Aclaremos de entrada una cosa: la actual crisis financiera, o de crédito, ya extendida hasta la economía real, no es global -aunque sea total-. Si algo define el actual vendaval es que está afectando a los países ricos, que no a los pobres. Naturalmente, en una economía donde los capitales -que no las personas- circulan libremente, es lógico que acabe afectando al Tercer Mundo pero, ¿por qué tarda tanto en llegarles la onda expansiva? Es un fenómeno novísimo.
La respuesta es muy sencilla y todos los poderosos, así como los informados, empezando por Alan Greenspan, la conocen. Se puede definir en una sola palabra: especulación. El siglo XX ha sido el siglo de la especulación porque ha sido el siglo de los mercados financieros en su totalidad, no sólo de las bolsas. Lo que ocurre es que esa especulación se ha encarnado en nuestra actividad profesional de tal forma que ya no la reconocemos: la tenemos demasiado cerca. Y aunque nos percatemos de ella, no sabemos cómo quitárnosla, supuesto que quisiéramos. El mundo está montado así, decimos, y nos introducimos en la grave patología de las sociedades modernas: el fatalismo.

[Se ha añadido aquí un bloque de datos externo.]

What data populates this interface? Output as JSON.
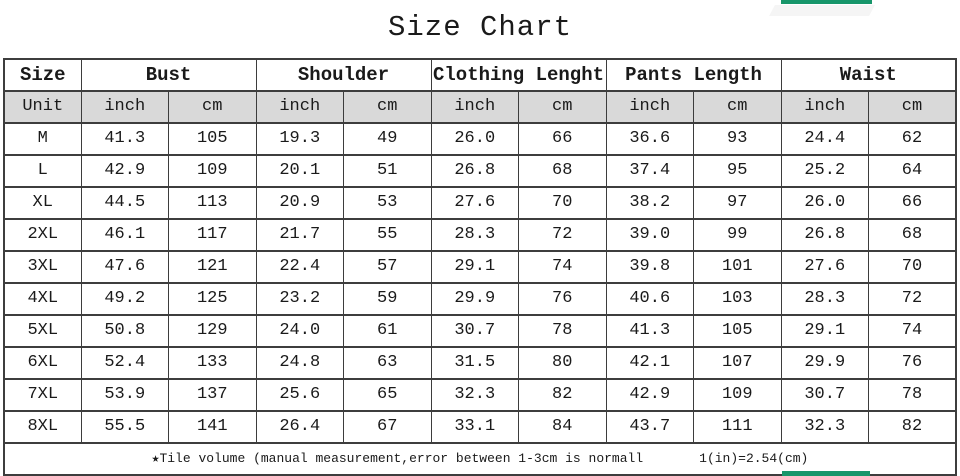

Y cuando surgen las famosas ‘subprime' tardamos demasiado tiempo en hacernos la pregunta evidente: ¿Cómo puede una serie de créditos con garantía real, esto es, ejecutable, el préstamo más seguro de todos, provocar un cataclismo mundial que rebasa el ámbito financiero para arrasar la economía real, la inflación y el empleo?

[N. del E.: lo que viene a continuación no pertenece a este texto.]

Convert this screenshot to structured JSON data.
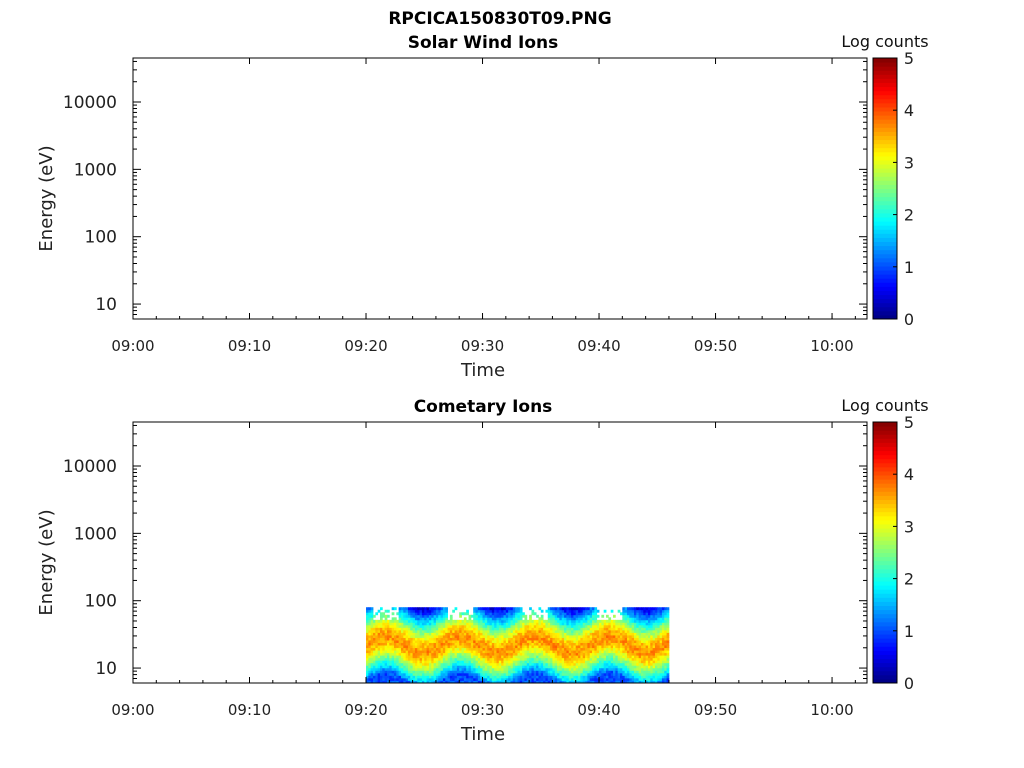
{
  "figure": {
    "title": "RPCICA150830T09.PNG"
  },
  "chart_data": [
    {
      "type": "heatmap",
      "title": "Solar Wind Ions",
      "xlabel": "Time",
      "ylabel": "Energy (eV)",
      "x_ticks": [
        "09:00",
        "09:10",
        "09:20",
        "09:30",
        "09:40",
        "09:50",
        "10:00"
      ],
      "y_scale": "log",
      "y_ticks": [
        10,
        100,
        1000,
        10000
      ],
      "y_tick_labels": [
        "10",
        "100",
        "1000",
        "10000"
      ],
      "ylim": [
        6,
        45000
      ],
      "xlim": [
        "09:00",
        "10:03"
      ],
      "colorbar": {
        "label": "Log counts",
        "range": [
          0,
          5
        ],
        "ticks": [
          "0",
          "1",
          "2",
          "3",
          "4",
          "5"
        ],
        "colormap": "jet"
      },
      "data": []
    },
    {
      "type": "heatmap",
      "title": "Cometary Ions",
      "xlabel": "Time",
      "ylabel": "Energy (eV)",
      "x_ticks": [
        "09:00",
        "09:10",
        "09:20",
        "09:30",
        "09:40",
        "09:50",
        "10:00"
      ],
      "y_scale": "log",
      "y_ticks": [
        10,
        100,
        1000,
        10000
      ],
      "y_tick_labels": [
        "10",
        "100",
        "1000",
        "10000"
      ],
      "ylim": [
        6,
        45000
      ],
      "xlim": [
        "09:00",
        "10:03"
      ],
      "colorbar": {
        "label": "Log counts",
        "range": [
          0,
          5
        ],
        "ticks": [
          "0",
          "1",
          "2",
          "3",
          "4",
          "5"
        ],
        "colormap": "jet"
      },
      "data_time_range": [
        "09:20",
        "09:46"
      ],
      "data_energy_range_eV": [
        6,
        80
      ],
      "description_profile": [
        {
          "energy_eV": 75,
          "log_counts": 1.2
        },
        {
          "energy_eV": 55,
          "log_counts": 2.0
        },
        {
          "energy_eV": 40,
          "log_counts": 2.8
        },
        {
          "energy_eV": 30,
          "log_counts": 3.4
        },
        {
          "energy_eV": 22,
          "log_counts": 3.7
        },
        {
          "energy_eV": 17,
          "log_counts": 3.4
        },
        {
          "energy_eV": 13,
          "log_counts": 2.8
        },
        {
          "energy_eV": 10,
          "log_counts": 2.2
        },
        {
          "energy_eV": 8,
          "log_counts": 1.6
        },
        {
          "energy_eV": 6.5,
          "log_counts": 1.0
        }
      ]
    }
  ]
}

La respuesta, naturalmente, es que el mal no procede de las hipotecas de alto riesgo, sino de todo el entramado especulativo de emisiones montado sobre esos títulos como referencia. No son las hipotecas basuras las culpables, sino las emisiones de bonos basura -y los créditos estructurados, y las titulizaciones, y...- aupados sobre esas ‘subprime'. Una burbuja igualita a la creada en la Holanda del siglo XVII con la referencia de los bulbos de tulipanes, que al menos era una ridiculez que se podía ver y tocar. Ahora hacemos las mismas necedades codiciosas pero con intangibles, con activos financieros. Hemos dejado el ahorro mundial en manos de una generación de jovencitos majaderos que compran un activo financiero y desconocen cuál es el soporte real del mismo, ese soporte que está allá, al fondo. Ignoran hasta a qué se dedica la empresa, la fábrica, el hotel, que sirve de cimiento a todo el castillo en el aire en el que invierten o en el que hacen invertir a los demás. ¿Economía apalancada? Yo prefiero llamarla especulativa. Cuando los directores financieros sustituyeron a los ingenieros de producción, comenzó el declive. En la sociedad industrial actual, unos pocos se dedican a hacer cosas, otros pocos se dedican a vender lo que hicieron los primeros, y una barahúnda de yupis majaderos -los más elegantes del corral- se dedican a inventar productos financieros -que si desaparecieran no pasaría absolutamente nada- y parasitizan a productores y comerciales. Cuando se pasan de la rosca, es decir, cuando la burbuja ya no soporta más gas, estalla y nos salpica a todos, pero menos a los financieros porque... el sistema financiero no puede quebrar y antes de que ocurra, todos paguemos las pérdidas a escote.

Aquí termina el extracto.